だが、彼はラヴィアナの王族でもある。故国に残る民達の支持を背に負えば、彼はラヴィアナ王として実の父の跡を継ぐ可能性もあり得る事を、失念していた。
懸念が顔に出てしまったらしい。そうではない、とクレテスは首を横に振り、「その話は了承した。続きだよ」と先を告げた。
「『一国の民の父親になる男が、いつまでも、その国の跡継ぎの父親になる事に怖じ気づいてる場合ではないだろう』って言われて。覚悟、決めてた」
意味を計りかねて、ぱちくりと瞬きをする。一体どういう事だろうか。
「アルフォンスには駄目出しされるし、今度は今度で発破をかけられるしさ。ここで言わなきゃ男じゃあないだろ」
クレテスは苦笑を洩らし、騎士が姫君にそうするように、エステルの前にひざまずいて、壊れ物を扱うようにそっと手を取ると、甲に軽く口づけた。

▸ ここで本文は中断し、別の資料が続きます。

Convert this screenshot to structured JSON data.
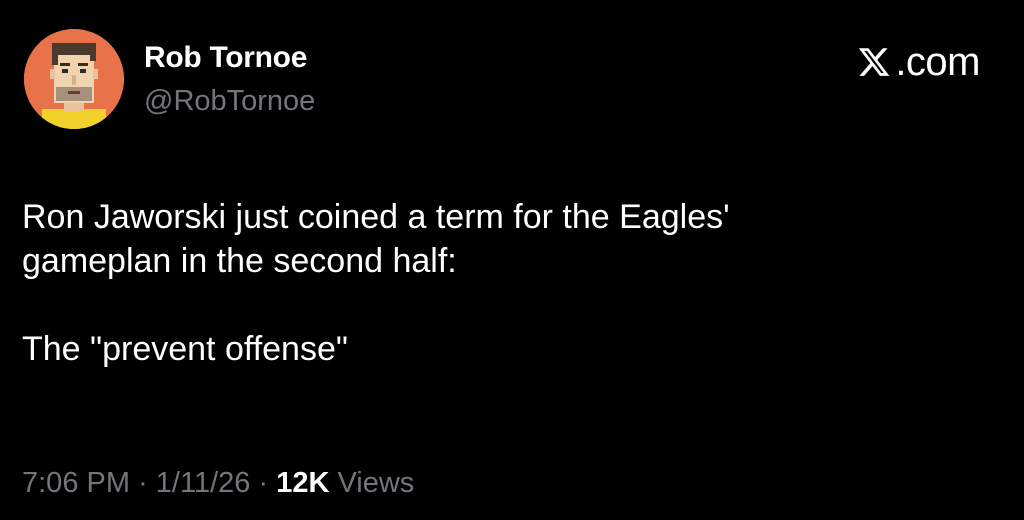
{
  "author": {
    "display_name": "Rob Tornoe",
    "handle": "@RobTornoe",
    "avatar_icon": "pixel-art-portrait-avatar"
  },
  "brand": {
    "logo_icon": "x-logo-icon",
    "label": ".com"
  },
  "tweet": {
    "paragraph_1": "Ron Jaworski just coined a term for the Eagles'\ngameplan in the second half:",
    "paragraph_2": "The \"prevent offense\""
  },
  "meta": {
    "time": "7:06 PM",
    "separator": "·",
    "date": "1/11/26",
    "views_count": "12K",
    "views_label": "Views"
  },
  "colors": {
    "background": "#000000",
    "primary_text": "#ffffff",
    "secondary_text": "#71767b",
    "avatar_background": "#e8734a"
  }
}
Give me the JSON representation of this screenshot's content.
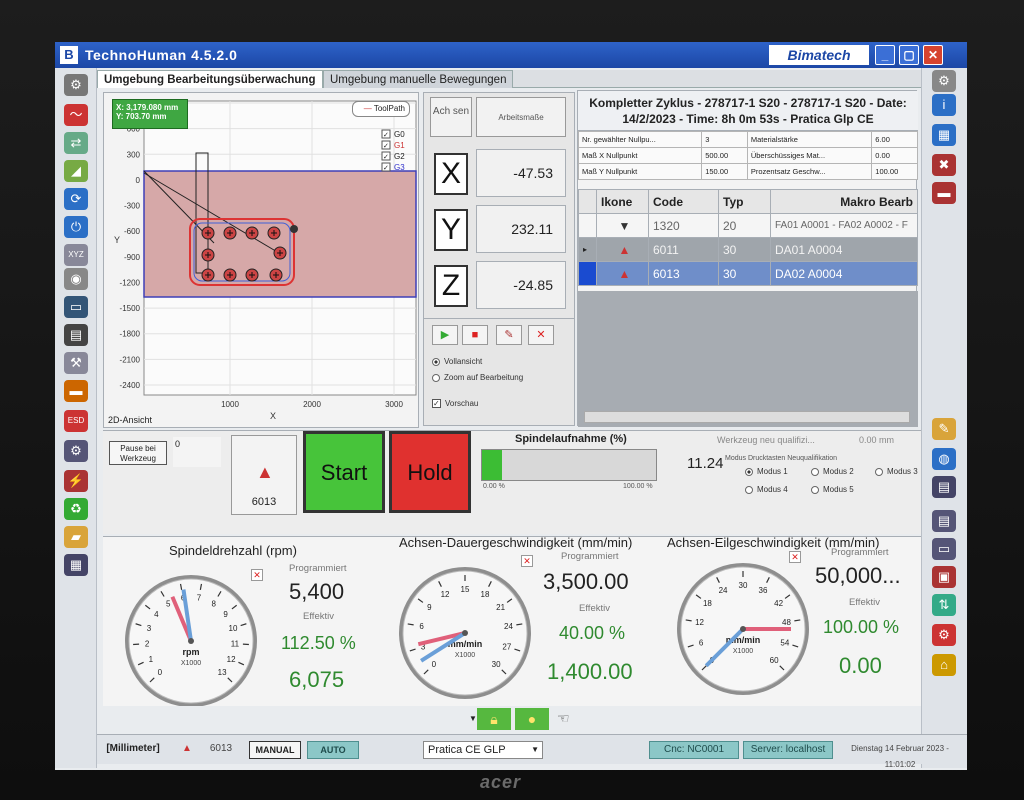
{
  "window": {
    "title": "TechnoHuman 4.5.2.0",
    "brand": "Bimatech",
    "app_icon": "B"
  },
  "monitor": {
    "brand": "acer"
  },
  "tabs": [
    {
      "label": "Umgebung Bearbeitungsüberwachung",
      "active": true
    },
    {
      "label": "Umgebung manuelle Bewegungen",
      "active": false
    }
  ],
  "plot": {
    "coord_x": "X: 3,179.080 mm",
    "coord_y": "Y: 703.70 mm",
    "toolpath_label": "ToolPath",
    "legend": [
      "G0",
      "G1",
      "G2",
      "G3"
    ],
    "yticks": [
      "900",
      "600",
      "300",
      "0",
      "-300",
      "-600",
      "-900",
      "-1200",
      "-1500",
      "-1800",
      "-2100",
      "-2400"
    ],
    "xticks": [
      "1000",
      "2000",
      "3000"
    ],
    "xlabel": "X",
    "ylabel": "Y",
    "tab_label": "2D-Ansicht"
  },
  "axes": {
    "header_left": "Ach sen",
    "header_right": "Arbeitsmaße",
    "rows": [
      {
        "axis": "X",
        "value": "-47.53"
      },
      {
        "axis": "Y",
        "value": "232.11"
      },
      {
        "axis": "Z",
        "value": "-24.85"
      }
    ]
  },
  "view_options": {
    "radio1": "Vollansicht",
    "radio2": "Zoom auf Bearbeitung",
    "checkbox": "Vorschau"
  },
  "cycle": {
    "title_line1": "Kompletter Zyklus - 278717-1 S20 - 278717-1 S20 - Date:",
    "title_line2": "14/2/2023 - Time: 8h 0m 53s - Pratica Glp CE",
    "params": [
      [
        "Nr. gewählter Nullpu...",
        "3",
        "Materialstärke",
        "6.00"
      ],
      [
        "Maß X Nullpunkt",
        "500.00",
        "Überschüssiges Mat...",
        "0.00"
      ],
      [
        "Maß Y Nullpunkt",
        "150.00",
        "Prozentsatz Geschw...",
        "100.00"
      ]
    ],
    "columns": [
      "Ikone",
      "Code",
      "Typ",
      "Makro Bearb"
    ],
    "rows": [
      {
        "code": "1320",
        "typ": "20",
        "macro": "FA01 A0001 - FA02 A0002 - F"
      },
      {
        "code": "6011",
        "typ": "30",
        "macro": "DA01 A0004"
      },
      {
        "code": "6013",
        "typ": "30",
        "macro": "DA02 A0004"
      }
    ]
  },
  "controls": {
    "pause_label": "Pause bei Werkzeug",
    "pause_value": "0",
    "tool_number": "6013",
    "start": "Start",
    "hold": "Hold",
    "spindle_title": "Spindelaufnahme (%)",
    "spindle_value": "11.24",
    "spindle_fraction": 0.1124,
    "prog_min": "0.00 %",
    "prog_max": "100.00 %",
    "tool_qualify": "Werkzeug neu qualifizi...",
    "tool_qualify_val": "0.00 mm",
    "modus_title": "Modus Drucktasten Neuqualifikation",
    "modus": [
      "Modus 1",
      "Modus 2",
      "Modus 3",
      "Modus 4",
      "Modus 5"
    ]
  },
  "gauges": [
    {
      "title": "Spindeldrehzahl (rpm)",
      "prog_label": "Programmiert",
      "prog": "5,400",
      "eff_label": "Effektiv",
      "pct": "112.50 %",
      "actual": "6,075",
      "unit": "rpm",
      "scale": "X1000",
      "ticks": [
        "0",
        "1",
        "2",
        "3",
        "4",
        "5",
        "6",
        "7",
        "8",
        "9",
        "10",
        "11",
        "12",
        "13"
      ],
      "max": 13,
      "needle": 6.1,
      "programmed_needle": 5.4
    },
    {
      "title": "Achsen-Dauergeschwindigkeit (mm/min)",
      "prog_label": "Programmiert",
      "prog": "3,500.00",
      "eff_label": "Effektiv",
      "pct": "40.00 %",
      "actual": "1,400.00",
      "unit": "mm/min",
      "scale": "X1000",
      "ticks": [
        "0",
        "3",
        "6",
        "9",
        "12",
        "15",
        "18",
        "21",
        "24",
        "27",
        "30"
      ],
      "max": 30,
      "needle": 1.4,
      "programmed_needle": 3.5
    },
    {
      "title": "Achsen-Eilgeschwindigkeit (mm/min)",
      "prog_label": "Programmiert",
      "prog": "50,000...",
      "eff_label": "Effektiv",
      "pct": "100.00 %",
      "actual": "0.00",
      "unit": "mm/min",
      "scale": "X1000",
      "ticks": [
        "0",
        "6",
        "12",
        "18",
        "24",
        "30",
        "36",
        "42",
        "48",
        "54",
        "60"
      ],
      "max": 60,
      "needle": 0,
      "programmed_needle": 50
    }
  ],
  "status": {
    "unit": "[Millimeter]",
    "tool": "6013",
    "manual": "MANUAL",
    "auto": "AUTO",
    "machine_select": "Pratica CE GLP",
    "cnc": "Cnc: NC0001",
    "server": "Server: localhost",
    "datetime": "Dienstag 14 Februar 2023 - 11:01:02"
  },
  "colors": {
    "title_blue": "#1c47a6",
    "start_green": "#47c43a",
    "hold_red": "#e0312f",
    "selection_blue": "#6f8ec9"
  }
}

「ずっと、お前だけを見てきた。おれはアルフさんみたいに、手を引いて導く事はできないけれど、こうしてお前の手を取って、隣に立って、一緒に前を向いて歩いてゆく事は、できるはずだ」
心臓がばくばく言う。耳の奥で少年の放つ言葉が反響して、これは夢ではないのかと錯覚する。空いている手で軽く頬をつねって、幻覚ではない事を確信した。
「おれじゃあ頼りにならないかもしれない。それでも、一生を懸けて、お前の為に、おれにできる限りの事をする。だから、女王として歩むお前のこれからの人生の苦労も、喜びも、全部分かち合わせてくれ」
歓喜が、細波から大波になって胸に押し寄せる。これから進む道で、横を向けば、彼がいてくれる。深い蒼の瞳で見守っていてくれる。それが何よりも幸せだ。

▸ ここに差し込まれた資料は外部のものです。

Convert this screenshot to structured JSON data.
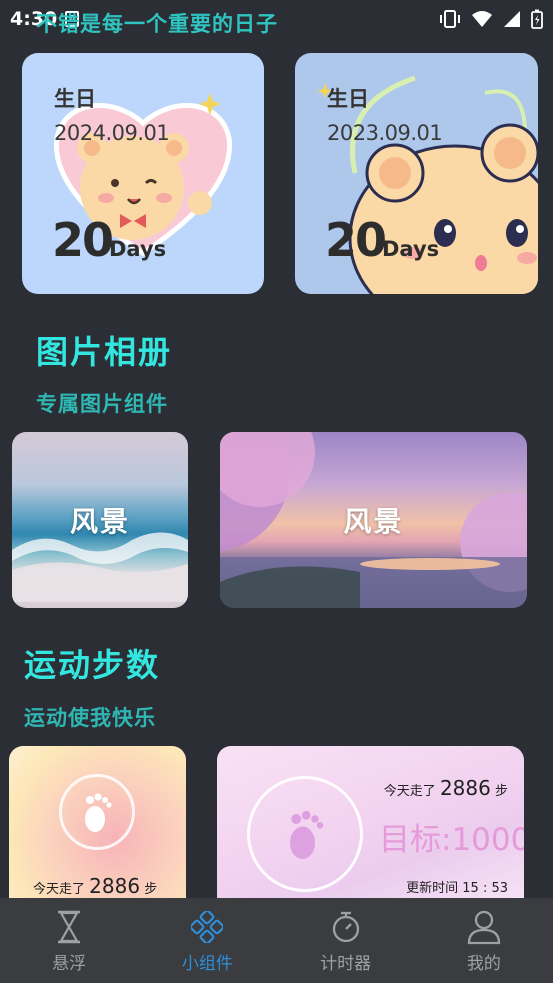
{
  "status_bar": {
    "time": "4:30",
    "app_icon_letter": "A"
  },
  "top_title": "不错是每一个重要的日子",
  "birthday_cards": [
    {
      "label": "生日",
      "date": "2024.09.01",
      "count": "20",
      "unit": "Days"
    },
    {
      "label": "生日",
      "date": "2023.09.01",
      "count": "20",
      "unit": "Days"
    }
  ],
  "album": {
    "title": "图片相册",
    "subtitle": "专属图片组件",
    "items": [
      "风景",
      "风景"
    ]
  },
  "steps": {
    "title": "运动步数",
    "subtitle": "运动使我快乐",
    "card1": {
      "prefix": "今天走了",
      "count": "2886",
      "suffix": "步"
    },
    "card2": {
      "prefix": "今天走了",
      "count": "2886",
      "suffix": "步",
      "goal": "目标:1000",
      "update_label": "更新时间",
      "update_time": "15 : 53"
    }
  },
  "nav": {
    "items": [
      {
        "label": "悬浮",
        "icon": "hourglass-icon"
      },
      {
        "label": "小组件",
        "icon": "widget-icon"
      },
      {
        "label": "计时器",
        "icon": "stopwatch-icon"
      },
      {
        "label": "我的",
        "icon": "person-icon"
      }
    ],
    "active_index": 1,
    "active_color": "#2f8ed8"
  },
  "colors": {
    "background": "#2b2e34",
    "accent": "#33e6e0"
  }
}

「頼りにならないなんて、絶対にありませんよ。死ぬまで信頼します」
笑顔で告げれば、クレテスが立ち上がり、逞しい腕で包み込んでくれる。エステルも彼の背中に手を回し、肩に頭を預け、互いの温もりを確かめる。
「子供の頃、夢見ていた事があるんです」
笑みを口の端に乗せて、エステルは幼き日の思い出を語る。
「自分は実はお姫様で、いつか格好良い王子様が迎えにきてくれて、幸せに暮らすんだって。全部本当になっちゃいましたね」
「幸せに暮らすのは、これからだろ」
生い茂る木々の緑の合間から降り注ぐ光が、想いの通じ合った二人を祝福するように、きらきらと照らし出していた。